“You're very kind, but I'll not mind, thank you very much. It is so provoking, Mr. Longcluse! you would have been perfectly charmed with her.”

“I shall be more fortunate, by-and-by, perhaps,” said Mr. Longcluse. “Are any of our friends from Mortlake here?” he added, looking a little fixedly in her eyes, for he was thinking whether Alice had betrayed his secret, and was trying to read an answer there.

Lady May answered quite promptly—

“Oh, yes, Alice is here, and her brother. He went out that way with some friends,” she said, indicating with a little nod a door which, from a second hall, opened on a terrace. “I asked him to show them the three fountains. You must see them also; they are in the Dutch garden; they were put up in the reign of George the First.—How d'ye do, Mrs. Frumply? How d'ye do, Miss Frumply?”

“What a charming house!” exclaims Mrs. Frumply, “and what a day! We were saying, Arabella and I, as we drove out, that you must really have an influence with the clerk of the weather, ha, ha, ha! didn't we, Arabella? So charming!”

Lady May laughed affably, and said—“Won't you and your daughter go in and take some tea? Mr. (she was going to call on Longcluse, but he had glided away)—Oh, Mr. Darnley!”

And the introduction was made, and Vivian Darnley, with Mrs. Frumply on his arm, attended by her daughter Arabella, did as he was commanded and got tea for that simpering lady, and fruit and Naples biscuits, and plum-cake, and was rewarded with the original joke about the clerk of the weather.
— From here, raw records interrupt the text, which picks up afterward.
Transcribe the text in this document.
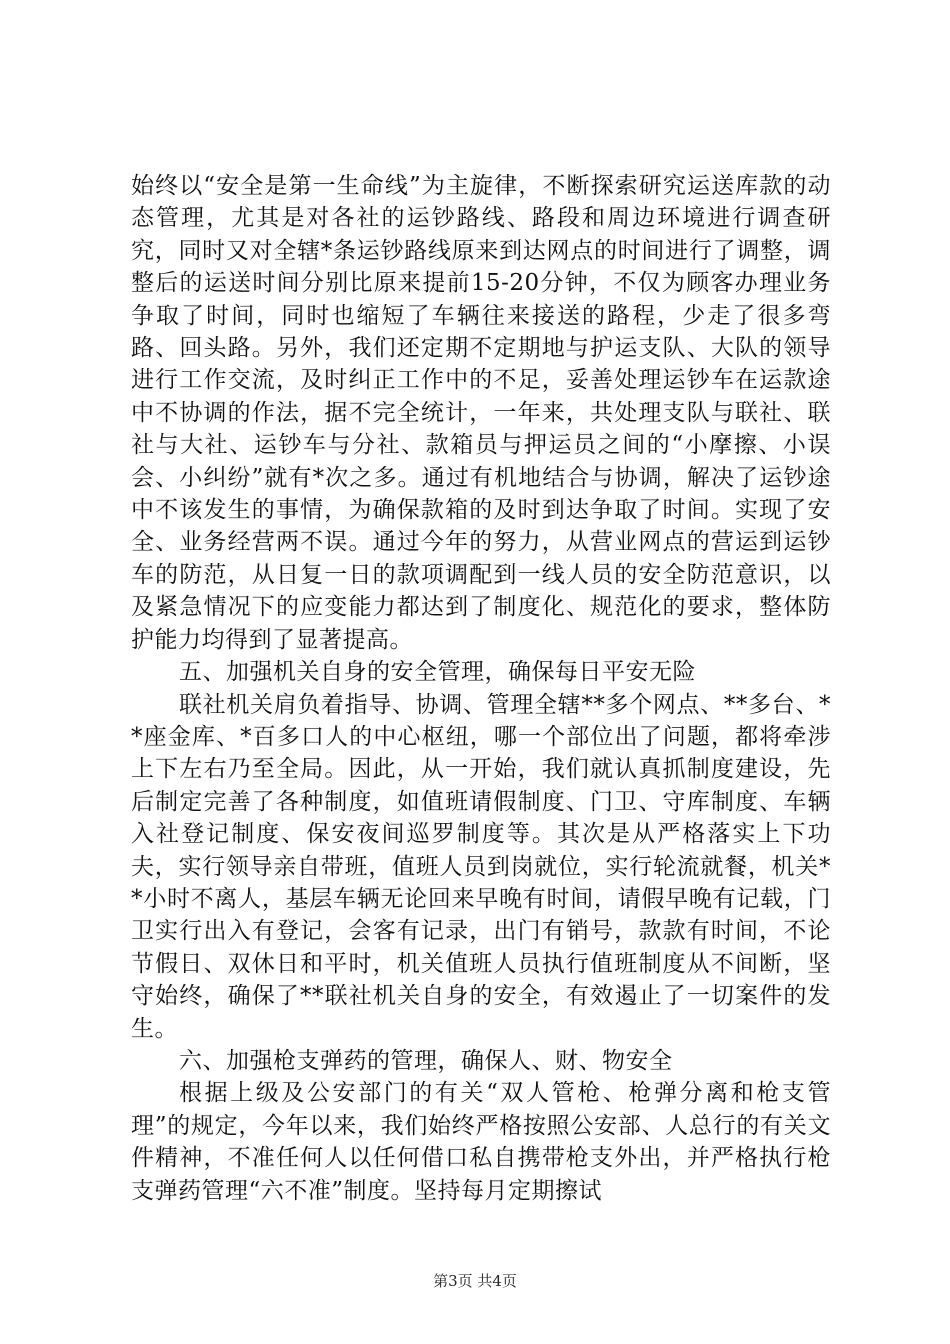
始终以“安全是第一生命线”为主旋律，不断探索研究运送库款的动态管理，尤其是对各社的运钞路线、路段和周边环境进行调查研究，同时又对全辖*条运钞路线原来到达网点的时间进行了调整，调整后的运送时间分别比原来提前15-20分钟，不仅为顾客办理业务争取了时间，同时也缩短了车辆往来接送的路程，少走了很多弯路、回头路。另外，我们还定期不定期地与护运支队、大队的领导进行工作交流，及时纠正工作中的不足，妥善处理运钞车在运款途中不协调的作法，据不完全统计，一年来，共处理支队与联社、联社与大社、运钞车与分社、款箱员与押运员之间的“小摩擦、小误会、小纠纷”就有*次之多。通过有机地结合与协调，解决了运钞途中不该发生的事情，为确保款箱的及时到达争取了时间。实现了安全、业务经营两不误。通过今年的努力，从营业网点的营运到运钞车的防范，从日复一日的款项调配到一线人员的安全防范意识，以及紧急情况下的应变能力都达到了制度化、规范化的要求，整体防护能力均得到了显著提高。

五、加强机关自身的安全管理，确保每日平安无险

联社机关肩负着指导、协调、管理全辖**多个网点、**多台、**座金库、*百多口人的中心枢纽，哪一个部位出了问题，都将牵涉上下左右乃至全局。因此，从一开始，我们就认真抓制度建设，先后制定完善了各种制度，如值班请假制度、门卫、守库制度、车辆入社登记制度、保安夜间巡罗制度等。其次是从严格落实上下功夫，实行领导亲自带班，值班人员到岗就位，实行轮流就餐，机关**小时不离人，基层车辆无论回来早晚有时间，请假早晚有记载，门卫实行出入有登记，会客有记录，出门有销号，款款有时间，不论节假日、双休日和平时，机关值班人员执行值班制度从不间断，坚守始终，确保了**联社机关自身的安全，有效遏止了一切案件的发生。

六、加强枪支弹药的管理，确保人、财、物安全

根据上级及公安部门的有关“双人管枪、枪弹分离和枪支管理”的规定，今年以来，我们始终严格按照公安部、人总行的有关文件精神，不准任何人以任何借口私自携带枪支外出，并严格执行枪支弹药管理“六不准”制度。坚持每月定期擦试

第3页 共4页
Mr. Longcluse, in the meantime, had passed the door indicated by Lady May, and stood upon the short terrace that overlooked the pretty flower-garden cut out in grotesque patterns, so that looking down upon its masses of crimson, blue, and yellow, as he leaned on the balustrade, it showed beneath his eye like a wide deep-piled carpet, on the green ground of which were walking groups of people, the brilliant hues of the ladies' dresses rivalling the splendour of the verbenas, and making altogether a very gay picture.

The usual paucity of male attendance made Mr. Longcluse's task of observation easy. He was looking for Richard Arden's well-known figure among the groups, thinking that probably Alice was not far off. But he was not there, nor was Alice; and Walter Longcluse, gloomy and lonely in this gay crowd, descended the steps at the end of this terrace, and sauntered round again to the front of the house, now and then passing some one he knew, with an exchange of a smile or a bow, and then lost again in the Vanity Fair of strange faces and voices.

Now he is at the hall door—he mounts the steps. Suddenly, as he stands upon the level platform at top, he finds himself within four feet of Richard Arden. He looks on him as he might on the carved pilaster, at the side of the hall door; no one could have guessed, by his inflexible but unaffected glance, that he and Mr. Arden had ever been acquainted. The younger man showed something in his countenance, a sudden hauteur, a little elevation of the chin, a certain sternness, more melodramatic, though less effective, than the simple blank of Mr. Longcluse's glance.